Eine leere Landschaft, nichts deutet auf etwas,
reine Zeichenlosigkeit. 3 Menschen.

Der Erste: Fad, sehr fad.

Der Zweite: Rücksichtslos, wie immer.

Der Erste: Noch immer fad.

Der Dritte: Gibt’s denn nix anderes?

Der Erste: Das ist unser Thema.

Der Zweite: Welches?

Der Erste: Das andere!

Der Dritte: Habe ich was Falsches gesagt?
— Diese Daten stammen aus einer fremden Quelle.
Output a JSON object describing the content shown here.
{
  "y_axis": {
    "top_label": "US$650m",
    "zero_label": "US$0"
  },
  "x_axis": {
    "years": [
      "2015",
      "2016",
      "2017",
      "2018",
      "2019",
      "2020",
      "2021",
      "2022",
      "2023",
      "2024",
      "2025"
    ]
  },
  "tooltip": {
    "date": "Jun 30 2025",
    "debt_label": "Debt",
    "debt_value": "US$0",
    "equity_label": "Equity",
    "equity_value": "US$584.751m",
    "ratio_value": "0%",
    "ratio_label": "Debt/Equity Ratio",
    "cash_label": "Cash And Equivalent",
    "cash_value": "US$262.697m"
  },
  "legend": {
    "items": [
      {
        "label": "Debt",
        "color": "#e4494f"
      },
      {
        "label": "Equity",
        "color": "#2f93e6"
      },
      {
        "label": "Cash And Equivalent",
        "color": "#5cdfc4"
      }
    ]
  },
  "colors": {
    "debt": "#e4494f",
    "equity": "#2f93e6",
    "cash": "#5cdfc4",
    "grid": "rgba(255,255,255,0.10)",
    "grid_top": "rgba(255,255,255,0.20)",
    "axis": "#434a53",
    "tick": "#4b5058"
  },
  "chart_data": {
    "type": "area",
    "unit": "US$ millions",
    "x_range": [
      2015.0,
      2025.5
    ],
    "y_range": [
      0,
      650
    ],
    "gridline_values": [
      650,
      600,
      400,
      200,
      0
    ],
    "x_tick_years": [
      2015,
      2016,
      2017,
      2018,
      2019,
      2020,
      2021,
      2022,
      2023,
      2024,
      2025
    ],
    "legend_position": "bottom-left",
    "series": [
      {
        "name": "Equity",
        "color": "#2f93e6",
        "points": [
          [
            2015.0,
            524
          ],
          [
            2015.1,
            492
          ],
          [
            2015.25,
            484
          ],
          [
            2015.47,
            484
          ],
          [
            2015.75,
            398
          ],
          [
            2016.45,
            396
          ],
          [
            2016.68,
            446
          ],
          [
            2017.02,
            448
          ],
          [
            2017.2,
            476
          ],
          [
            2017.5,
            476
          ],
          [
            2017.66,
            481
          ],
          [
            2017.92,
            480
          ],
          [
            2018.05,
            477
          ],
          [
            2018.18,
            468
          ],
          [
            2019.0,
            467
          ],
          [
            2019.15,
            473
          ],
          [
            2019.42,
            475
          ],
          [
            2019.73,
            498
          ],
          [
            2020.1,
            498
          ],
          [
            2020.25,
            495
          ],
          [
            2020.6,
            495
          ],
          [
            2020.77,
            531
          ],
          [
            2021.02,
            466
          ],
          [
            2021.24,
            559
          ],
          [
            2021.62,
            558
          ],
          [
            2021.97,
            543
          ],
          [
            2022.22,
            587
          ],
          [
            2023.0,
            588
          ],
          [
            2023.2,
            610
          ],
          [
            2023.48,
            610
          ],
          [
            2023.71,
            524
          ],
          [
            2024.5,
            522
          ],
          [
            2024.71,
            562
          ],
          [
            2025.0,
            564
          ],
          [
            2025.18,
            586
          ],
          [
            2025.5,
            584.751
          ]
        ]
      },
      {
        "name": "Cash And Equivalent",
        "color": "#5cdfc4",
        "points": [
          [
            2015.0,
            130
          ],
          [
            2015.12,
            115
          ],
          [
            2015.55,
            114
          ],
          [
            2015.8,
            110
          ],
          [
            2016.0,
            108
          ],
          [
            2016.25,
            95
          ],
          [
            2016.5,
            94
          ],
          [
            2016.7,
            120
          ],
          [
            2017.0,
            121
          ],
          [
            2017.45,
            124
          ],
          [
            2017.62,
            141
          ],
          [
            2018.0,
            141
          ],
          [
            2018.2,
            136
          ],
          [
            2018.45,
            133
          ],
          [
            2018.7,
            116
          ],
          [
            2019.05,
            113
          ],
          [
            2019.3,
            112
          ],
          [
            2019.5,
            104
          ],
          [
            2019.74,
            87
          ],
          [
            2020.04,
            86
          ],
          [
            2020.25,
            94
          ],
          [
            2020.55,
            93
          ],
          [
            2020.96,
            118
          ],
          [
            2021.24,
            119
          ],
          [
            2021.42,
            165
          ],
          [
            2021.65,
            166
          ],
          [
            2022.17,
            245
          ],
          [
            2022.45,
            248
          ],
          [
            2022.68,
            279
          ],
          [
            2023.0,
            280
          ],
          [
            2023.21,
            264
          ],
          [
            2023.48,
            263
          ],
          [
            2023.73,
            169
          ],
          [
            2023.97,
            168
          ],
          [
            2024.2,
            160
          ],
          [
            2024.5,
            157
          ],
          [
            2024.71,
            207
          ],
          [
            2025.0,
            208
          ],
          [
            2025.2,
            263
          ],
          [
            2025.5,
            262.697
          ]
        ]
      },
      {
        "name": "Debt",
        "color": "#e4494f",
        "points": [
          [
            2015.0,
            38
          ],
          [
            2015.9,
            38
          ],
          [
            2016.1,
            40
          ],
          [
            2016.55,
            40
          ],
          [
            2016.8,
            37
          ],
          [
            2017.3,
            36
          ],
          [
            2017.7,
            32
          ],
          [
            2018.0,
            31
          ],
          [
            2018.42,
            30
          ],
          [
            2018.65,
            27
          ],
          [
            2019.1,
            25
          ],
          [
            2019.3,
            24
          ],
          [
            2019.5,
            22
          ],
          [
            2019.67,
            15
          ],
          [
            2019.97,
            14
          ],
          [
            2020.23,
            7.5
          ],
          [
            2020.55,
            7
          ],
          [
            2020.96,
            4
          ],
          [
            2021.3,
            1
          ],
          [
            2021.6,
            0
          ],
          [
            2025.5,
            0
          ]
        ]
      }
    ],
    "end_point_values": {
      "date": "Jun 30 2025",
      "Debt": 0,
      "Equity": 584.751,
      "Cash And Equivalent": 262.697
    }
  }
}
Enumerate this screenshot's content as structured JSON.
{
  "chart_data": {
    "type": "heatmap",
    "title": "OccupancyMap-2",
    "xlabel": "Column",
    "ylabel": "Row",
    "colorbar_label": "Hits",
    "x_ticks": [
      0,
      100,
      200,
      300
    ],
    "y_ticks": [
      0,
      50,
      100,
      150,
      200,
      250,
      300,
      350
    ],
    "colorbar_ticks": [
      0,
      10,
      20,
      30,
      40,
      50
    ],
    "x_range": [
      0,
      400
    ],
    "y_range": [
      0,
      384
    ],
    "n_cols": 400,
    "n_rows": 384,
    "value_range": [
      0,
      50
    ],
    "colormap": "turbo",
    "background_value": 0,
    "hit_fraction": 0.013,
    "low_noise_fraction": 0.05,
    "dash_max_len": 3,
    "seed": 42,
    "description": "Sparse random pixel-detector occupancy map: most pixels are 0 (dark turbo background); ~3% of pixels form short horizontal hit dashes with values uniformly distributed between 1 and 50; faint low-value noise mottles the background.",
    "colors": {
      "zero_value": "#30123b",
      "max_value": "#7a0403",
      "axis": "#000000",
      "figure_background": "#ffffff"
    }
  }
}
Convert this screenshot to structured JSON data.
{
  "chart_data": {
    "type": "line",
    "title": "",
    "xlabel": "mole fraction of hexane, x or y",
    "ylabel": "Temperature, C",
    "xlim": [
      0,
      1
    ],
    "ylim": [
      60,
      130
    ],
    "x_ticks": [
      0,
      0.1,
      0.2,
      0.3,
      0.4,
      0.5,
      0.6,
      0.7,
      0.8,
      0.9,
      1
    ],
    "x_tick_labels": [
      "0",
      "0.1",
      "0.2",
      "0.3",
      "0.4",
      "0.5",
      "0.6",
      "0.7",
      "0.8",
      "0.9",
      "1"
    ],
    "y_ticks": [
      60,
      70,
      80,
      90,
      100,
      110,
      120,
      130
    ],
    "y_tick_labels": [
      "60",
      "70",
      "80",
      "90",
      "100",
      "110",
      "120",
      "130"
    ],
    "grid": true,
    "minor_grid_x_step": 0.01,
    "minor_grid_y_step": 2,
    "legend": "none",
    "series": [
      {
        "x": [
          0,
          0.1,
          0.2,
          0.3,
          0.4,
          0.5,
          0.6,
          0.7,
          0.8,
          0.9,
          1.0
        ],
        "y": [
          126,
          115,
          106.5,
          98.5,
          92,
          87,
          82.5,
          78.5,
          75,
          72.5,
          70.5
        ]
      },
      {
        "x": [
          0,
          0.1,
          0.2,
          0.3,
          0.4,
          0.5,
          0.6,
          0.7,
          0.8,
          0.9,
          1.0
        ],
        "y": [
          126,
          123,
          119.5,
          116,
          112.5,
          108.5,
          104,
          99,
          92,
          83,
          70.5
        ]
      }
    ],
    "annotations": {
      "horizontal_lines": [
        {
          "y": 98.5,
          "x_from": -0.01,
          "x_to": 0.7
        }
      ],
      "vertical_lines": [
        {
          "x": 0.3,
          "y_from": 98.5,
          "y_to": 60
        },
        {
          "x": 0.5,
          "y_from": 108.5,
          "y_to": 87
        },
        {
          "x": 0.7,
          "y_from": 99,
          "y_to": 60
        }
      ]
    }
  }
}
Der Erste: Nein, rütteln wir darin.

Der Dritte: Worin?

Der Zweite: Ja, im Thema.

Der Dritte: Welches Thema?

Der Erste: Im anderen?

Der Zweite: Welches andere?

Der Dritte: Also bist du heute im Oarsch daham!

Der Erste: Er hat es auch schon verstanden!

Der Zweite: Was?

Der Dritte und Erste gemeinsam: Das andere!

Der Zweite: Das andere kummt net.

Der Dritte: Es ist schon da!

Der Zweite: Wo?

Der Erste: Na hier.

Der Dritte: In deinem Hirn wurde ein Vielfaches von einen Federvieh hinterlegt!

Der Erste: Wieder anders als erwartet.

Der Zweite: Was ist anders?

Der Erste: Na, die Vorkommnisse.

Der Dritte: Jetzt bin ich draußen, welche Vorkommnisse?

Der Zweite: Du kapierst wirklich nichts. Weder Feuchtes noch Trockenes...

Der Erste: Jetzt hat’s der Zweite kapiert. Ganz schön meschugge das.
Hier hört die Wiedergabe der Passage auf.